Every day, as I sift through hundreds of emails, I marvel at the variety of events happening in Cork every week. The doom and gloom of the recession has convinced many of us that the country is dead; that there is no money; nothing happening; and that everyone is miserable. This gloom isn’t exclusive to Ireland. Twenty-three workers at France Telecom have taken their own lives since the beginning of 2008; the trend is blamed on cost-cutting at the company.

In America, just 39 per cent of workers professed loyalty to their employers in December 2008, compared with 95 per cent in June 2007. And the number who trusted their employers fell from 79 per cent to 22 per cent over the same period.

It looks like the cynicism currently being directed at Irish politicians is not an Irish phenomenon, or even a political phenomenon. Right now, the entire Western world is experiencing a comparable mood swing. John O’Donoghue’s resignation comes just months after the Speaker of the English Parliament was forced to resign. Italian PM Silvio Berlusconi is probably facing fraud charges. However, we seem to be forgetting something pretty important. To go back to my emails, there are hundreds of them a day. Many of them are from PR companies, pushing products and services. More are from politicians, trying to highlight issues (or get their names in the paper). But the vast majority are related to charities, community groups, choirs, sports clubs, retired groups, and the like.

The ‘third sector’, which is made up of community, development and voluntary groups, has long been and remains absolutely essential in Irish life. From the early days of the GAA as the nineteenth century faded, to the Special Olympics in the infancy of the twenty-first, we have always excelled at giving up our time and effort, and giving 100 per cent, to help someone, somewhere. This week alone there are so many voluntary events – maybe not earth-shattering, but important to somebody – on in Cork that it is hard to even record all of them and notify a depressed public that there is life, Jim, but maybe not as we know it.

This life is not centred around flash cars and penthouse apartments, but ordinary people and their extraordinary contributions to others. Here are a few examples: – This week is Positive Ageing week, run by Age Action, a charity that provides help, support and advice to older people. See our piece on p12.

– The Irish Red Cross – a voluntary organisation – is teaching people in Cork to become first aid instructors. They will save lives. See our piece on p18. – Cork Simon Community volunteers will collect money for the homeless at church gates this weekend.

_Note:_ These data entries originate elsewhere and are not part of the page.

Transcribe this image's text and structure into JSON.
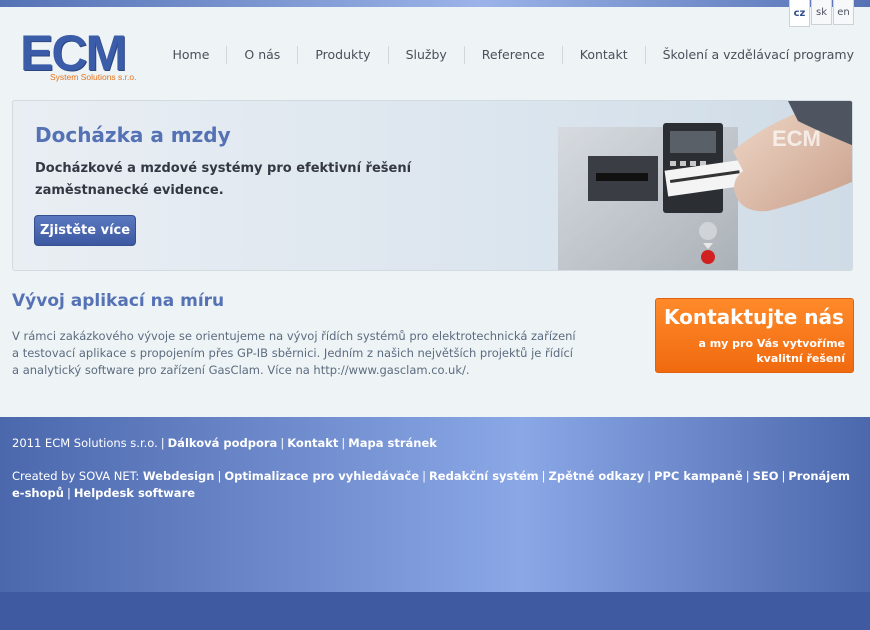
{
  "languages": [
    {
      "code": "cz",
      "active": true
    },
    {
      "code": "sk",
      "active": false
    },
    {
      "code": "en",
      "active": false
    }
  ],
  "logo": {
    "big": "ECM",
    "small": "System Solutions s.r.o."
  },
  "nav": [
    "Home",
    "O nás",
    "Produkty",
    "Služby",
    "Reference",
    "Kontakt",
    "Školení a vzdělávací programy"
  ],
  "hero": {
    "title": "Docházka a mzdy",
    "subtitle": "Docházkové a mzdové systémy pro efektivní řešení zaměstnanecké evidence.",
    "button": "Zjistěte více",
    "image_text": "ECM"
  },
  "section": {
    "title": "Vývoj aplikací na míru",
    "text": "V rámci zakázkového vývoje se orientujeme na vývoj řídích systémů pro elektrotechnická zařízení a testovací aplikace s propojením přes GP-IB sběrnici. Jedním z našich největších projektů je řídící a analytický software pro zařízení GasClam. Více na http://www.gasclam.co.uk/."
  },
  "cta": {
    "title": "Kontaktujte nás",
    "line1": "a my pro Vás vytvoříme",
    "line2": "kvalitní řešení"
  },
  "footer": {
    "copyright": "2011 ECM Solutions s.r.o.",
    "links1": [
      "Dálková podpora",
      "Kontakt",
      "Mapa stránek"
    ],
    "created_by": "Created by SOVA NET:",
    "links2": [
      "Webdesign",
      "Optimalizace pro vyhledávače",
      "Redakční systém",
      "Zpětné odkazy",
      "PPC kampaně",
      "SEO",
      "Pronájem e-shopů",
      "Helpdesk software"
    ]
  }
}
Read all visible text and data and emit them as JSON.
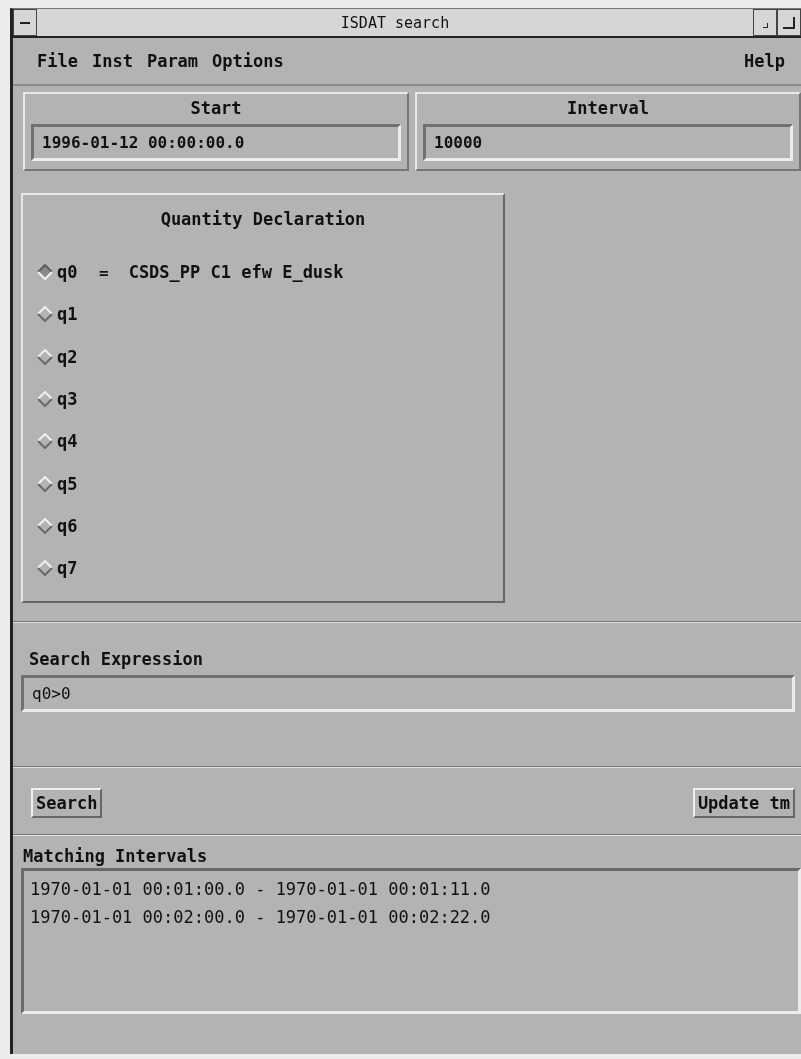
{
  "window": {
    "title": "ISDAT search"
  },
  "menu": {
    "left": [
      "File",
      "Inst",
      "Param",
      "Options"
    ],
    "right": [
      "Help"
    ]
  },
  "time": {
    "start_label": "Start",
    "start_value": "1996-01-12 00:00:00.0",
    "interval_label": "Interval",
    "interval_value": "10000"
  },
  "quantities": {
    "title": "Quantity Declaration",
    "items": [
      {
        "label": "q0",
        "selected": true,
        "operator": "=",
        "value": "CSDS_PP C1 efw E_dusk"
      },
      {
        "label": "q1",
        "selected": false
      },
      {
        "label": "q2",
        "selected": false
      },
      {
        "label": "q3",
        "selected": false
      },
      {
        "label": "q4",
        "selected": false
      },
      {
        "label": "q5",
        "selected": false
      },
      {
        "label": "q6",
        "selected": false
      },
      {
        "label": "q7",
        "selected": false
      }
    ]
  },
  "search": {
    "label": "Search Expression",
    "value": "q0>0"
  },
  "buttons": {
    "search": "Search",
    "update": "Update tm"
  },
  "results": {
    "label": "Matching Intervals",
    "rows": [
      "1970-01-01 00:01:00.0 - 1970-01-01 00:01:11.0",
      "1970-01-01 00:02:00.0 - 1970-01-01 00:02:22.0"
    ]
  }
}
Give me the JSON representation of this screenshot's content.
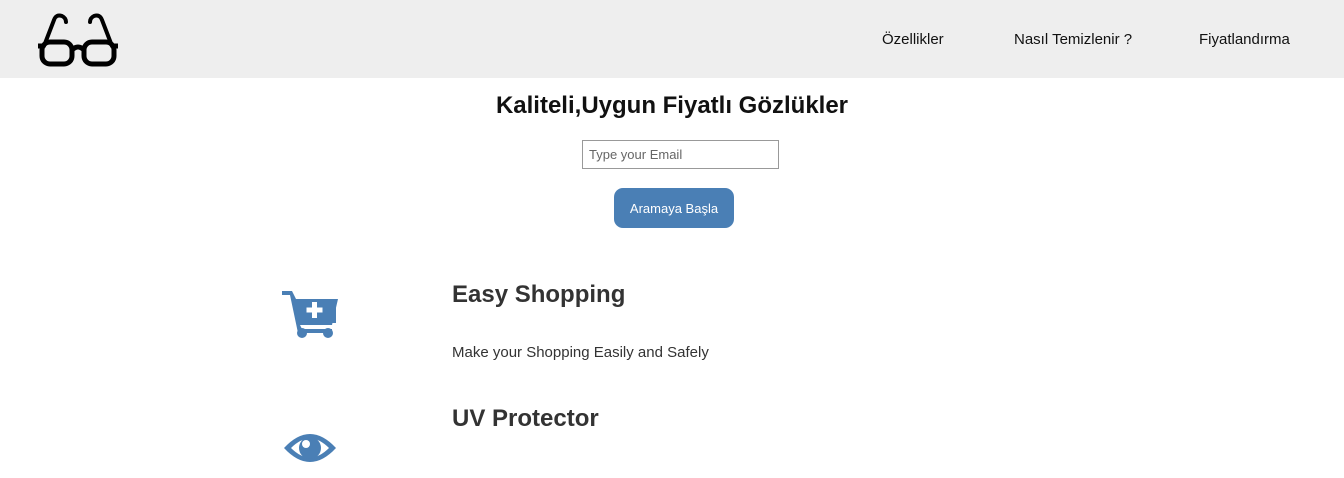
{
  "header": {
    "logo_icon": "glasses-icon",
    "nav": [
      {
        "label": "Özellikler"
      },
      {
        "label": "Nasıl Temizlenir ?"
      },
      {
        "label": "Fiyatlandırma"
      }
    ]
  },
  "hero": {
    "title": "Kaliteli,Uygun Fiyatlı Gözlükler",
    "email_placeholder": "Type your Email",
    "email_value": "",
    "button_label": "Aramaya Başla"
  },
  "features": [
    {
      "icon": "cart-plus-icon",
      "title": "Easy Shopping",
      "text": "Make your Shopping Easily and Safely"
    },
    {
      "icon": "eye-icon",
      "title": "UV Protector"
    }
  ],
  "colors": {
    "accent": "#4a7fb5",
    "header_bg": "#eeeeee",
    "text": "#222222"
  }
}
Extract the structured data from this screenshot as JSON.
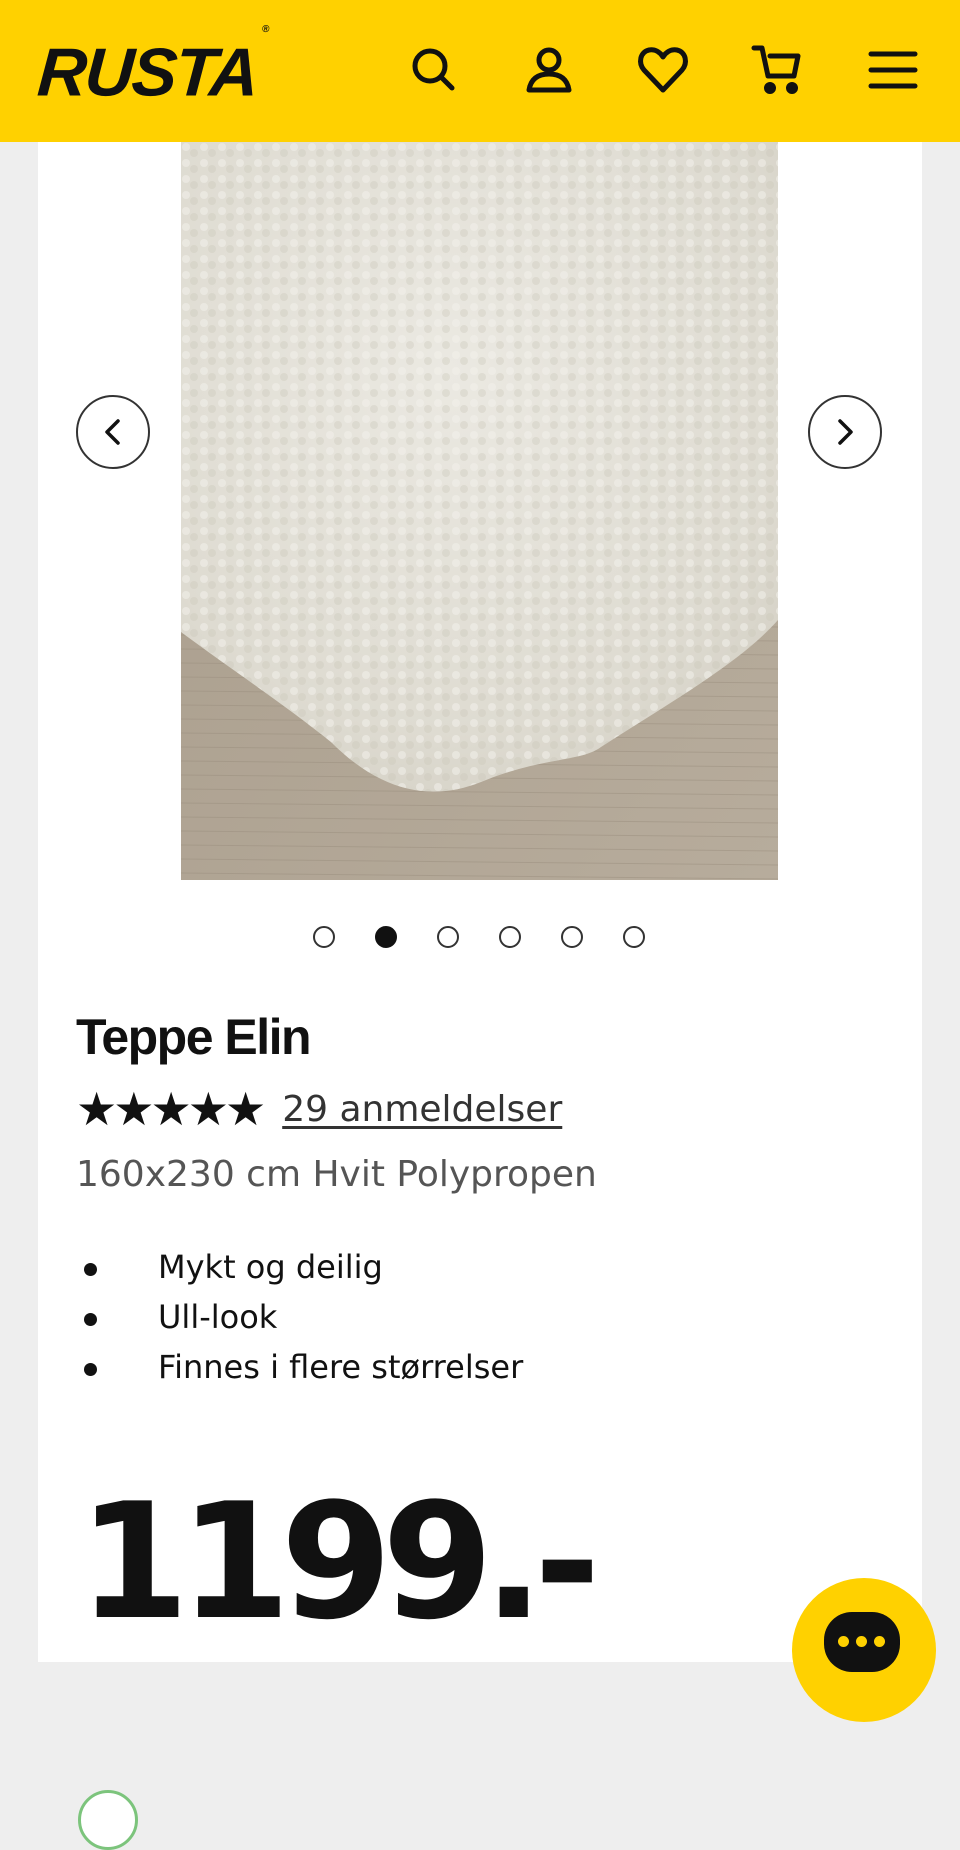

See our piece on p15.

– A fundraising event will take place in aid of Enable Ireland and the Cloghroe Aspergers Support Group this evening. See our piece on p15. This is just a tiny sample of events around Cork City and County this week. But they are enough to remind us of what makes Irish society. Cork can get through the recession; some will lose hope, many will lose jobs, but all of us have something to gain from giving. There is some gold amid the gloom, just not the kind we’re used to.